We recognize that while our study provides a strong foundation towards a better understanding on how the Ukrainian population reacted to the Russian invasion both on- and offline, possible limitations need to be acknowledged. The sample of users investigated here is not representative of the entire Ukrainian population. Indeed, it is skewed towards the younger and middle-aged part of the population (aged 18-49, see also Section “User Characteristics”). Additionally, we want to emphasize that geo-information is not included on most Twitter clients by default, which might further skew the sample. As on most other social media platforms, users have the option to create new accounts, which we cannot match to their prior ones. Hence, some of the behavioural effects might even be underestimated and instead accounted for as sample effects. Moreover, users might stop tweeting (with Ukrainian geo-information) for various reasons (e.g. because they fled the country).

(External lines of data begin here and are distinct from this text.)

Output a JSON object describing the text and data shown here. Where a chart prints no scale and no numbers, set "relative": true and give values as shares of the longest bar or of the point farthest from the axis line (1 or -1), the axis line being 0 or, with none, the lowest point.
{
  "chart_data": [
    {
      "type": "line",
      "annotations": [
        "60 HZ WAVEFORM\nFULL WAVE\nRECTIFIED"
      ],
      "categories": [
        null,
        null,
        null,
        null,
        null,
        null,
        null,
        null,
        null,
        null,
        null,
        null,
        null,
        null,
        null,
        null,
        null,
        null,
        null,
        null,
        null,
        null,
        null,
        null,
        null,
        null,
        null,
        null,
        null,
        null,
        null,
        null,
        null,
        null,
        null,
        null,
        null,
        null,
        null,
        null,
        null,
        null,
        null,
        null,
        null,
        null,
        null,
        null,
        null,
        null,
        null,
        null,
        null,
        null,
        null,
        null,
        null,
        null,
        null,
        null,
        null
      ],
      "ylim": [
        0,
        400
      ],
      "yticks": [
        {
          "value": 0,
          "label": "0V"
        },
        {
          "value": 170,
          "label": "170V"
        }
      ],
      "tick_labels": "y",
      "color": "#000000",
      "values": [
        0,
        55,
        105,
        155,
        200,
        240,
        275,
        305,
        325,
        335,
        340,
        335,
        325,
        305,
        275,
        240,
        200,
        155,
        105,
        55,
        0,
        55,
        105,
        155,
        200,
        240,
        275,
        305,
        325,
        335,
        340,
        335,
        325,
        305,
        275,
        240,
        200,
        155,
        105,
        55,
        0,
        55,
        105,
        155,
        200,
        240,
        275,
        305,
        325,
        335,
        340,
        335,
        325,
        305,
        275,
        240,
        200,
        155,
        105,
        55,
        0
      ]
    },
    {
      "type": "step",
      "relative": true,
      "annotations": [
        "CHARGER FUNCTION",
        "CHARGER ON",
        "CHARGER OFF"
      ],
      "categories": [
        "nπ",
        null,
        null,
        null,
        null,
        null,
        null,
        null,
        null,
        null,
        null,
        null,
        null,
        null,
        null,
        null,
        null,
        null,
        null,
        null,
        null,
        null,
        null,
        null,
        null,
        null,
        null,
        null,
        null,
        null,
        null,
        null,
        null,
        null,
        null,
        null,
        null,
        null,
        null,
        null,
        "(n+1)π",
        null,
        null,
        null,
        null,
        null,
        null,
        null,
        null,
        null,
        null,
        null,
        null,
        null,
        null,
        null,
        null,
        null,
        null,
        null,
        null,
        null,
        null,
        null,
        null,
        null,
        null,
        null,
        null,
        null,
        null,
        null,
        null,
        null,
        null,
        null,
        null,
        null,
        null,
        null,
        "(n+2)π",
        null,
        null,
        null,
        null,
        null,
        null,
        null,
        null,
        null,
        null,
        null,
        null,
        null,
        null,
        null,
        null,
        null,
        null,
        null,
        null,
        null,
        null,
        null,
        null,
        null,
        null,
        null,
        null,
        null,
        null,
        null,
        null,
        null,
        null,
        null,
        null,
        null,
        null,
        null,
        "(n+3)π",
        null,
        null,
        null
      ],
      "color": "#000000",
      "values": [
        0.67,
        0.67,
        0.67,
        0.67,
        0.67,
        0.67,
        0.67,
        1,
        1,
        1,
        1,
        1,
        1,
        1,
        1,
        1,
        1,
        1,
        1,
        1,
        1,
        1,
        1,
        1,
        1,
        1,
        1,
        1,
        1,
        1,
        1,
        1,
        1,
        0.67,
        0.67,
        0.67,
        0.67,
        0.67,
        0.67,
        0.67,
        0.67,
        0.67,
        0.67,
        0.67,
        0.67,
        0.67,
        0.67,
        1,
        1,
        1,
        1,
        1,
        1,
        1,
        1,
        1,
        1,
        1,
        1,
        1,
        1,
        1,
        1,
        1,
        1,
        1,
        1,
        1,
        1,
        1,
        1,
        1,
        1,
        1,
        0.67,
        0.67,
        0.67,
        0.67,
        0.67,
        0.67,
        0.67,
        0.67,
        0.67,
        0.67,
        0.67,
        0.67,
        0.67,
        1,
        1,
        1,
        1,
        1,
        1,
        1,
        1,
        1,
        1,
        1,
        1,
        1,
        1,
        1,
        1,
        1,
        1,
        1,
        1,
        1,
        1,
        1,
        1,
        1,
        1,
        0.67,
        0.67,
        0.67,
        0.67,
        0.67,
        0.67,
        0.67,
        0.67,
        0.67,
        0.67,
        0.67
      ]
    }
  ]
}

One should keep in mind that the behavioural language shifts taking place with the outbreak of the war are only demonstrated for those users who continue to tweet at and/or after the outbreak, which could potentially lead to a selection bias. Future work may analyze the content and sentiment of the tweets more closely. This could be augmented through the use of media objects attached to the tweets such as images and videos. An investigation of retweet and follower networks may reveal additional differences between those users that are shifting language to those that are not. Naturally, any analysis can be repeated and extended to other social media platforms.

Conclusion

In summary, our work investigated tweeting activity and language choice on Ukrainian Twitter before and during the Russian war in Ukraine through a large-scale longitudinal study. We demonstrate substantial shifts away from the Russian language to Ukrainian, which we interpret as users’ conscious choice towards a more Ukrainian (online) identity. More than half of the predominately Russian-tweeting users shift towards Ukrainian, and a quarter of them even perform a hard-switch to Ukrainian, as the war breaks out. This can be seen as citizens’ increasing opposition to Russia and a return to the country’s linguistic roots as well as a push towards a conscious self-definition of being Ukrainian.